The cap is also having an insidious impact on housing affordability, in particular with a group not normally associated with property taxes: Renters. 

While a renter doesn’t directly pay property tax to the city, they could be indirectly paying more in higher rent. 

According to a 2017 Halifax staff report, the majority of low-income individuals in Halifax reside in apartments, which are not eligible for the cap. “The cap has shifted higher taxes towards apartment buildings while also making it more difficult for renters to purchase their first home.”

Scrap the cap?

Nova Scotia's municipalities are proposing to phase out the property tax assessment cap over 13 years. - 123RF
Nova Scotia's municipalities are proposing to phase out the property tax assessment cap over 13 years. - 123RF

Municipalities across Nova Scotia are calling on the province to scrap the cap, and on Wednesday the government opened the door to a potential change. 

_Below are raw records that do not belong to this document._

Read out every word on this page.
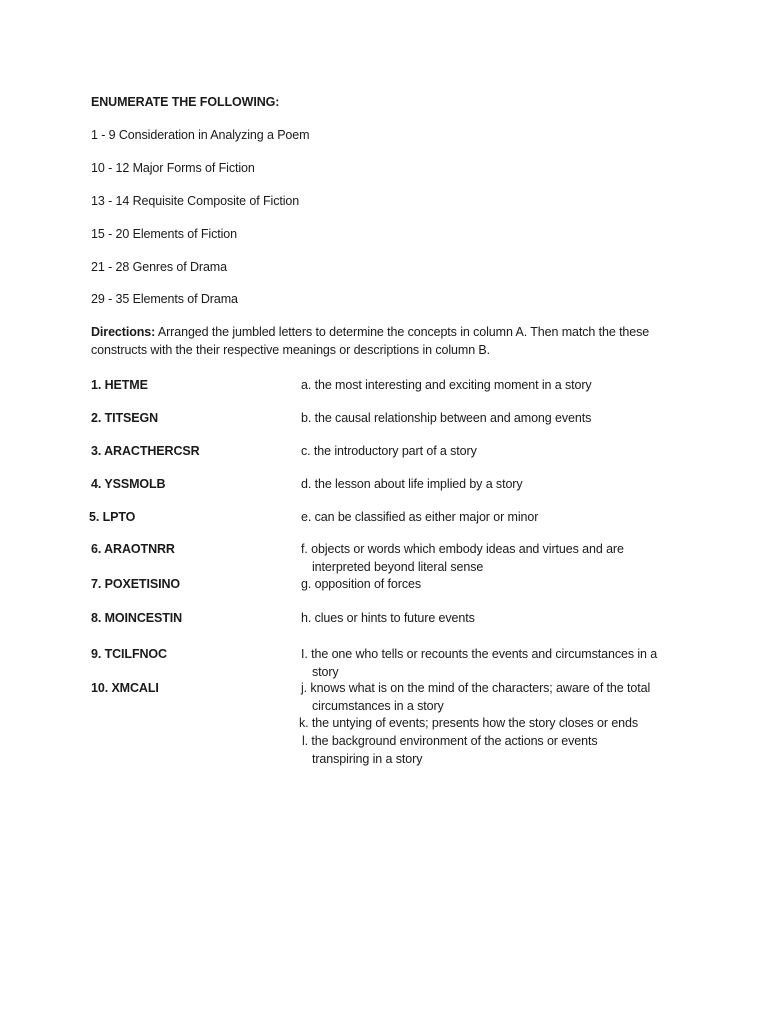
ENUMERATE THE FOLLOWING:
1 - 9 Consideration in Analyzing a Poem
10 - 12 Major Forms of Fiction
13 - 14 Requisite Composite of Fiction
15 - 20 Elements of Fiction
21 - 28 Genres of Drama
29 - 35 Elements of Drama
Directions: Arranged the jumbled letters to determine the concepts in column A. Then match the these
constructs with the their respective meanings or descriptions in column B.
1. HETME
2. TITSEGN
3. ARACTHERCSR
4. YSSMOLB
5. LPTO
6. ARAOTNRR
7. POXETISINO
8. MOINCESTIN
9. TCILFNOC
10. XMCALI
a. the most interesting and exciting moment in a story
b. the causal relationship between and among events
c. the introductory part of a story
d. the lesson about life implied by a story
e. can be classified as either major or minor
f. objects or words which embody ideas and virtues and are
interpreted beyond literal sense
g. opposition of forces
h. clues or hints to future events
I. the one who tells or recounts the events and circumstances in a
story
j. knows what is on the mind of the characters; aware of the total
circumstances in a story
k. the untying of events; presents how the story closes or ends
l. the background environment of the actions or events
transpiring in a story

During an address to delegates at the Nova Scotia Federation of Municipalities fall conference, Municipal Affairs Minister Chuck Porter offered his support for an all-party committee to review the provincial assessment cap.

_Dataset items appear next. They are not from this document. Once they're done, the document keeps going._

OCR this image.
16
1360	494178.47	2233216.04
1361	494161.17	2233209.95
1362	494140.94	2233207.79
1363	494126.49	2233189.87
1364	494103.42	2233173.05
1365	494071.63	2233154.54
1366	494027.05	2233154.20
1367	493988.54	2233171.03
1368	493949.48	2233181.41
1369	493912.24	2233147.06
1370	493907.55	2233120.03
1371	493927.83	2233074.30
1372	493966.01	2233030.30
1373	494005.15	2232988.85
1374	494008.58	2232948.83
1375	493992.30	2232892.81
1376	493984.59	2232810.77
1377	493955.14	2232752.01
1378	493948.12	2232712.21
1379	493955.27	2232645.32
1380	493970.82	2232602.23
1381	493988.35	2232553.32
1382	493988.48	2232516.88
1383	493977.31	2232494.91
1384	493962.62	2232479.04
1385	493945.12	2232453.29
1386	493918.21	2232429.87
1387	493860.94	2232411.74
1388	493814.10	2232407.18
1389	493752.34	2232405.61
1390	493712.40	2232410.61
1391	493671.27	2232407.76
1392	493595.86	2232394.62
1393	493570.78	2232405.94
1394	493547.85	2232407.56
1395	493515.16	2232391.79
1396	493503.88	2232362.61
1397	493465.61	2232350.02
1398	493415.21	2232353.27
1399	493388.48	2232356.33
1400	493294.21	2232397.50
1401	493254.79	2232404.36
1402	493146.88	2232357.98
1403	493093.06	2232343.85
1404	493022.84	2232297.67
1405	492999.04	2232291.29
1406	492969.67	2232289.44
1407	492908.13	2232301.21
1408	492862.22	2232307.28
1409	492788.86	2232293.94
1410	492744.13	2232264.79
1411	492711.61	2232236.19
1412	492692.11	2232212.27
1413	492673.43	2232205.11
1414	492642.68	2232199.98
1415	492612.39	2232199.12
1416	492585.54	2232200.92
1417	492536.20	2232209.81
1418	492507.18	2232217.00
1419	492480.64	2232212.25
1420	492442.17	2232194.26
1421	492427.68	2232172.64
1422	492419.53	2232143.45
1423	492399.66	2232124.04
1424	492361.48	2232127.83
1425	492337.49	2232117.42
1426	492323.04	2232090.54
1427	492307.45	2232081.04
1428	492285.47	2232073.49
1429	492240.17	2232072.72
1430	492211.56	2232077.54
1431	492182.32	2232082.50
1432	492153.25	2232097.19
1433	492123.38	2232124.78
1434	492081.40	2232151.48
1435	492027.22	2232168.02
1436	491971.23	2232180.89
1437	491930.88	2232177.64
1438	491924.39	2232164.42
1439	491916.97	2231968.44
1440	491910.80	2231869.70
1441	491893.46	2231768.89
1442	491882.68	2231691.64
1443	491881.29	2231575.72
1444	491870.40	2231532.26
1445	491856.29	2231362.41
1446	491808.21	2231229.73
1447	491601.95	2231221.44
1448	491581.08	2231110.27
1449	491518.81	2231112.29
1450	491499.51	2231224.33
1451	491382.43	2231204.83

Progressive Conservative Leader Tim Houston said his party supports the review.

“The current model isn’t working for everyone, and we welcome the opportunity to be part of any serious discussion and analysis of alternatives,” he said in an emailed statement. 
 
“The work needs to be done to determine the most equitable solution. We would not want to see one broken system replaced by another.”
 
NDP Leader Gary Burrill said New Democrats are willing to participate in an all-party discussion of municipal finances.

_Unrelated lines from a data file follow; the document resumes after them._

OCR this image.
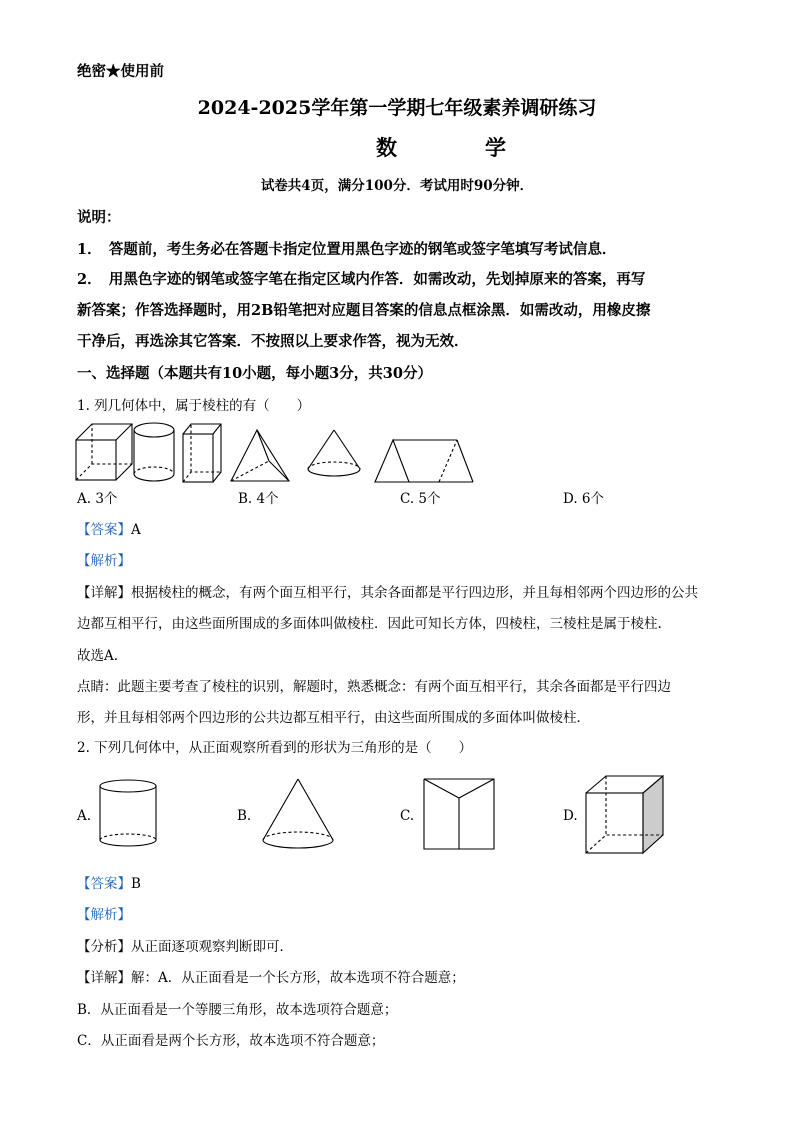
绝密★使用前
2024-2025学年第一学期七年级素养调研练习
数学
试卷共4页，满分100分．考试用时90分钟．
说明：
1．　答题前，考生务必在答题卡指定位置用黑色字迹的钢笔或签字笔填写考试信息．
2．　用黑色字迹的钢笔或签字笔在指定区域内作答．如需改动，先划掉原来的答案，再写
新答案；作答选择题时，用2B铅笔把对应题目答案的信息点框涂黑．如需改动，用橡皮擦
干净后，再选涂其它答案．不按照以上要求作答，视为无效．
一、选择题（本题共有10小题，每小题3分，共30分）
1. 列几何体中，属于棱柱的有（　　）
A. 3个	B. 4个	C. 5个	D. 6个
【答案】A
【解析】
【详解】根据棱柱的概念，有两个面互相平行，其余各面都是平行四边形，并且每相邻两个四边形的公共
边都互相平行，由这些面所围成的多面体叫做棱柱．因此可知长方体，四棱柱，三棱柱是属于棱柱.
故选A.
点睛：此题主要考查了棱柱的识别，解题时，熟悉概念：有两个面互相平行，其余各面都是平行四边
形，并且每相邻两个四边形的公共边都互相平行，由这些面所围成的多面体叫做棱柱．
2. 下列几何体中，从正面观察所看到的形状为三角形的是（　　）
A.	B.	C.	D.
【答案】B
【解析】
【分析】从正面逐项观察判断即可．
【详解】解：A．从正面看是一个长方形，故本选项不符合题意；
B．从正面看是一个等腰三角形，故本选项符合题意；
C．从正面看是两个长方形，故本选项不符合题意；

“The provincial cap on property assessment has led to a variety of tax inequalities and distortions,” he said in an emailed statement. “We also believe that people should not be taxed out of their homes or uprooted because of changes in the housing market.”

Mason says municipalities plan to address affordability concerns by phasing out the cap over 13 years, while also developing new income-based municipal tax relief and spike protection programs. 

Halifax currently has a rebate program for homeowners with a household income under $34,000, as well as options to defer property taxes. 

“Mitigation is best done by targeting assistance to those who need it most rather than tampering with the assessment base,” Enid Slack, director of the institute on municipal finance and governance at the Munk School of Global Affairs at the University of Toronto, and Harry Kitchen, professor emeritus of economics at Trent University, said in a 2014 report.

“This can be done through property tax credits and tax deferrals that are targeted to those taxpayers that can least afford the property tax increases.”

Meanwhile, it’s not just homeowners impacted by the cap. It also affects the commercial-to-residential tax ratio as well.

“The higher the ratio gets, the tougher it is on business,” explains Terry Bishop, the president of Property Tax Canada at the Altus Group, a Toronto-based commercial real estate services firm. 

He says if residential properties were taxed at market value, the city could lower the residential tax rate – a move that would increase the spread between the residential and commercial tax rates. 

“The ratio would be higher than what we’re actually showing in this report,” he said, pointing to a recent Altus Group report that found the ratio in Halifax was 2.87 – slightly higher than the national average. If the cap were removed and Halifax lowered its residential tax rate by a dime, for example, the spread between the taxes would be even higher. 

“We don’t like to see ratios climbing because that gets tougher on business operators, which can then have a trickle-down effect on the local community,” he says, adding that, overall, the cap is bad policy.

“You’re creating inequities in taxation, so in essence you’re robbing Peter to pay Paul.”